There has been a lot of talk of late about police misconduct and police officers’ treatment of minorities in performing their duties. Obviously this is not anything new. But various incidents over the past couple of years have focused extra attention on police conduct.
One solution that I believe would help is if hiring agencies would engage employees (or even better, prospective employees) in a series of exercises to expose them to their own biases. Citizens who have biases become police officers who have biases or they become lawyers who have biases or they become judges who have biases, or ____ (fill in the blank) with biases. We can’t escape our biases, as everyone has them. But most sensible people choose to see beyond the superficiality of others.
It’s sort of like a habit.

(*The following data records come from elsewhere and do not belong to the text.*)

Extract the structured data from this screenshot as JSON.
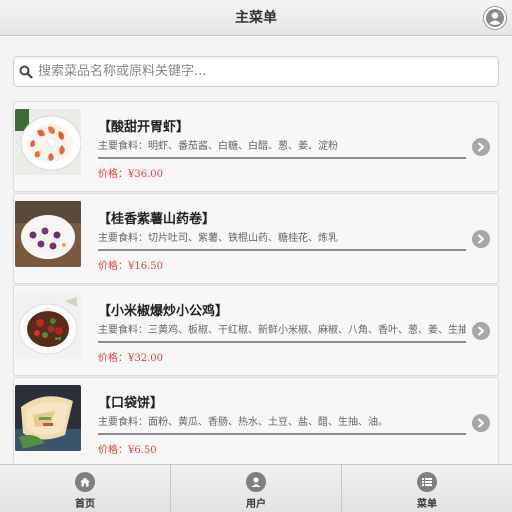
{
  "header": {
    "title": "主菜单",
    "user_icon": "user-circle-icon"
  },
  "search": {
    "placeholder": "搜索菜品名称或原料关键字...",
    "icon": "search-icon"
  },
  "dishes": [
    {
      "name": "【酸甜开胃虾】",
      "ingredients": "主要食料：明虾、番茄酱、白糖、白醋、葱、姜、淀粉",
      "price": "价格：¥36.00"
    },
    {
      "name": "【桂香紫薯山药卷】",
      "ingredients": "主要食料：切片吐司、紫薯、铁棍山药、糖桂花、炼乳",
      "price": "价格：¥16.50"
    },
    {
      "name": "【小米椒爆炒小公鸡】",
      "ingredients": "主要食料：三黄鸡、板椒、干红椒、新鲜小米椒、麻椒、八角、香叶、葱、姜、生抽",
      "price": "价格：¥32.00"
    },
    {
      "name": "【口袋饼】",
      "ingredients": "主要食料：面粉、黄瓜、香肠、热水、土豆、盐、醋、生抽、油。",
      "price": "价格：¥6.50"
    }
  ],
  "tabs": [
    {
      "label": "首页",
      "icon": "home-icon"
    },
    {
      "label": "用户",
      "icon": "user-icon"
    },
    {
      "label": "菜单",
      "icon": "menu-list-icon"
    }
  ],
  "colors": {
    "price": "#e2443a",
    "divider": "#8e8e8e",
    "icon_gray": "#7f7f7f"
  }
}
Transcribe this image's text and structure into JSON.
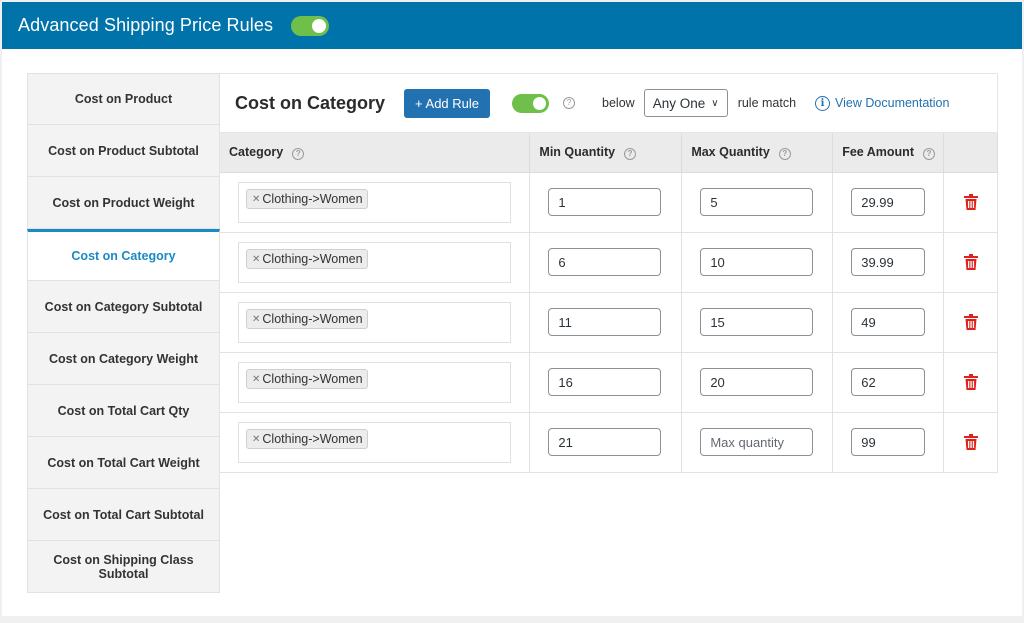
{
  "header": {
    "title": "Advanced Shipping Price Rules",
    "toggle_on": true
  },
  "sidebar": {
    "items": [
      {
        "label": "Cost on Product",
        "active": false
      },
      {
        "label": "Cost on Product Subtotal",
        "active": false
      },
      {
        "label": "Cost on Product Weight",
        "active": false
      },
      {
        "label": "Cost on Category",
        "active": true
      },
      {
        "label": "Cost on Category Subtotal",
        "active": false
      },
      {
        "label": "Cost on Category Weight",
        "active": false
      },
      {
        "label": "Cost on Total Cart Qty",
        "active": false
      },
      {
        "label": "Cost on Total Cart Weight",
        "active": false
      },
      {
        "label": "Cost on Total Cart Subtotal",
        "active": false
      },
      {
        "label": "Cost on Shipping Class Subtotal",
        "active": false
      }
    ]
  },
  "main": {
    "title": "Cost on Category",
    "add_rule_label": "+ Add Rule",
    "toggle_on": true,
    "help_glyph": "?",
    "below_label": "below",
    "match_select": {
      "value": "Any One",
      "chevron": "⌄"
    },
    "rule_match_label": "rule match",
    "doc_link": {
      "icon": "i",
      "label": "View Documentation"
    },
    "columns": [
      "Category",
      "Min Quantity",
      "Max Quantity",
      "Fee Amount"
    ],
    "max_placeholder": "Max quantity",
    "rows": [
      {
        "category": "Clothing->Women",
        "min": "1",
        "max": "5",
        "fee": "29.99"
      },
      {
        "category": "Clothing->Women",
        "min": "6",
        "max": "10",
        "fee": "39.99"
      },
      {
        "category": "Clothing->Women",
        "min": "11",
        "max": "15",
        "fee": "49"
      },
      {
        "category": "Clothing->Women",
        "min": "16",
        "max": "20",
        "fee": "62"
      },
      {
        "category": "Clothing->Women",
        "min": "21",
        "max": "",
        "fee": "99"
      }
    ]
  },
  "colors": {
    "topbar": "#0073aa",
    "toggle": "#6fbf4b",
    "primary_button": "#2271b1",
    "active_tab": "#1a8ac4",
    "delete": "#e0201b"
  }
}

If you’re accustomed judging someone that doesn’t look like you do, then you don’t even think twice about continuing that behavior. It’s so deeply ingrained in your psyche. Organizations need to address it in a formal way. Doing so would benefit the organization greatly. If nothing else, by helping employees confront their own biases, it might help reduce the incidence of employees that make race-based decisions in their daily work. Whether it’s a police officer who gives more tickets to black citizens than citizens of other races, or a party planner who won’t work with gay couples, overt biases goes against the virtues and principles upon which the United States was founded.
Organizations need to spend time, frequently, helping employees to reach a greater awareness of their own biases. I think that doing so might help reduce the number of lawsuits an organization faces. Of course, it’s a problem that isn’t limited to police officers, and it’s not just a problem about race. This also can impact any profession and it can impact a person’s religion, gender, disability, sexual orientation, and all of those other traits that receive legal protections. Unfortunately, most organizations are reactionary. They won’t take any steps to change the culture until something major happens. Seldom do we see proactive measures. Why do we always have time to fix something after the fact but we don’t’ have time to take preventive measures beforehand?